En juin 2026, une nouvelle vague d’arrestation arbitraire en Iran frappe de nombreuses femmes, activistes et membres de minorités religieuses à la suite des manifestations nationales de janvier.
Les autorités iraniennes multiplient les lourdes condamnations à la prison d’Evin et à la prison de Vakilabad, tout en maintenant des détenues comme Nirvana Torbati Nejad ou Ashraf Mohammadi dans un flou juridique total. Ces mesures punitives s’accompagnent d’un déni de soins médicaux critiques, illustrant une escalade de la répression judiciaire à Téhéran, Machhad et Chiraz.
Peines de prison et exécution des sentences
L’appareil judiciaire iranien a récemment confirmé plusieurs sentences contre des manifestantes :
Zahra Jamali (Mahsa) : Arrêtée lors des manifestations de janvier 2026 et actuellement détenue à la prison d’Evin, elle a été condamnée par le tribunal révolutionnaire à six mois d’emprisonnement. Le 9 janvier 2026, elle avait été transférée depuis la prison de Qarchak vers le quartier des femmes d’Evin.
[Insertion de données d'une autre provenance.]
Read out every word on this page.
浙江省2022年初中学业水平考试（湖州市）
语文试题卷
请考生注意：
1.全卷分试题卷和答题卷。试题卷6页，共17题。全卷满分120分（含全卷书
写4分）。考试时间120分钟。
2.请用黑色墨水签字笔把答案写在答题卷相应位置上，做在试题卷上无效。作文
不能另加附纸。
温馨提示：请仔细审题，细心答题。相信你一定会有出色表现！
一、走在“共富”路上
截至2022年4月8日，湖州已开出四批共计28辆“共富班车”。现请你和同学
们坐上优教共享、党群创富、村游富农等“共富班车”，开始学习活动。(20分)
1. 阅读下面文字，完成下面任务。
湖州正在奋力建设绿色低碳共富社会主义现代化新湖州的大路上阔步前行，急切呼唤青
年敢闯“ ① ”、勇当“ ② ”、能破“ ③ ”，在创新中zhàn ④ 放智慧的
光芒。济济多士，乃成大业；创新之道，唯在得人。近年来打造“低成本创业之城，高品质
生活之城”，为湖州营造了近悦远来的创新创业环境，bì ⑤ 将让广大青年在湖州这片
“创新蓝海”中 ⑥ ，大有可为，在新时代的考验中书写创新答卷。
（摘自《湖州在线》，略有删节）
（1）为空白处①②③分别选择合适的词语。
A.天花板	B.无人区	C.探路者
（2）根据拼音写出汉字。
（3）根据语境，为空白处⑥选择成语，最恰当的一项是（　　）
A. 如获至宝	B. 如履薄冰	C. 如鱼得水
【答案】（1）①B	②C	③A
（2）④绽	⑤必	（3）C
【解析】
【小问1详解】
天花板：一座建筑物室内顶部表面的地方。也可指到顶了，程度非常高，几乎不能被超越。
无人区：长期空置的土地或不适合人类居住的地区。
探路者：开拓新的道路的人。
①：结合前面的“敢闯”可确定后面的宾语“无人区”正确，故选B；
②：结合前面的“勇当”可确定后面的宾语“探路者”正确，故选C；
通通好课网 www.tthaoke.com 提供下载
Mahsa Nouri (Massoumeh) : Également arrêtée durant le soulèvement national, elle purge une peine de cinq ans à la prison d’Evin. Son interpellation remonte au 30 décembre 2025.
Parastoo Jamalzai : Arrêtée en janvier 2026, elle a été transférée à la prison d’Arak fin juin de cette année pour commencer à purger une peine d’un an.
Parnian Hashempour (Fatemeh) : Détenue en lien avec les manifestations de 2026, elle purge une peine de deux ans à Evin après une réduction de sa sentence en appel.
Afsaneh Tavana : Elle purge actuellement une peine de deux ans à Evin pour « activités de propagande » en faveur de l’opposition. Elle avait été arrêtée par les forces de sécurité en août dernier.
Taktom Golmakani: Sa condamnation à cinq ans de prison est liée à ses activités sur le réseau social X. Arrêtée en juin 2026, elle a été placée dans le quartier 209 de la prison d’Evin.
Maintien en détention et incertitude juridique
Le recours à l’arrestation arbitraire en Iran se double souvent d’un maintien prolongé au secret sans procès :
– Ashraf Mohammadi Najafabadi : Cette militante écologiste est détenue sans jugement à la prison de Dowlatabad, à Ispahan, depuis près de quatre mois.
Arrêtée le 19 février 2026 par le renseignement des Gardiens de la révolution, elle est accusée de propagande contre l’État.
– Samaneh Ebrahimi Navaei : Âgée de 46 ans et résidante d’Amol, elle a été arrêtée le 13 juin 2026 et transférée à Sari. Aucun motif officiel n’a été communiqué.
– Sima Septo et Nahid Falahati : Ces deux citoyennes de confession bahaie ont été interpellées à leur domicile à Chiraz le 23 juin. Leur lieu de detention reste inconnu.
– Nirvana Torbati Nejad: Résidente de Gorgan, elle a été arrêtée chez elle le 27 juin 2026 par les forces de sécurité. Son téléphone portable et celui de sa mère ont été confisqués.
– Saba Talebi : Blogueuse de 23 ans originaire de Machhad, elle est maintenue dans un flou juridique à la prison de Vakilabad depuis le 26 mai 2026 pour « insulte au guide suprême ».
– Shahrzad Zamiri : Employée des forces de sécurité arrêtée en lien avec les manifestations de janvier 2026, elle est privée de tout contact avec sa famille et d’accès au téléphone depuis le 22 mai à la prison de Vakilabad.
Déni de soins médicaux en milieu carcéral
La situation sanitaire des prisonnières devient alarmante dans plusieurs établissements. Donya Hosseini, connue sous le pseudonyme de Donya Azad, purge sa peine à Evin malgré une épilepsie sévère. Bien que l’organisation de médecine légale ait conditionné son maintien en détention à un accès à des médecins indépendants et à des traitements spécialisés, ces exigences sont ignorées.
À Ispahan, Farideh Abdi Yazdi, citoyenne baha’ie résidant à Shahin Shahr, est détenue à la prison de Dowlatabad depuis son arrestation le 16 mai 2026 par les agents du renseignement des Gardiens de la révolution. L’état de son dossier demeure incertain. Elle se voit également refuser l’accès à des soins médicaux spécialisés, en dépit du fait qu’elle souffre de diabète, d’hypothyroïdie et d’autres pathologies médicales.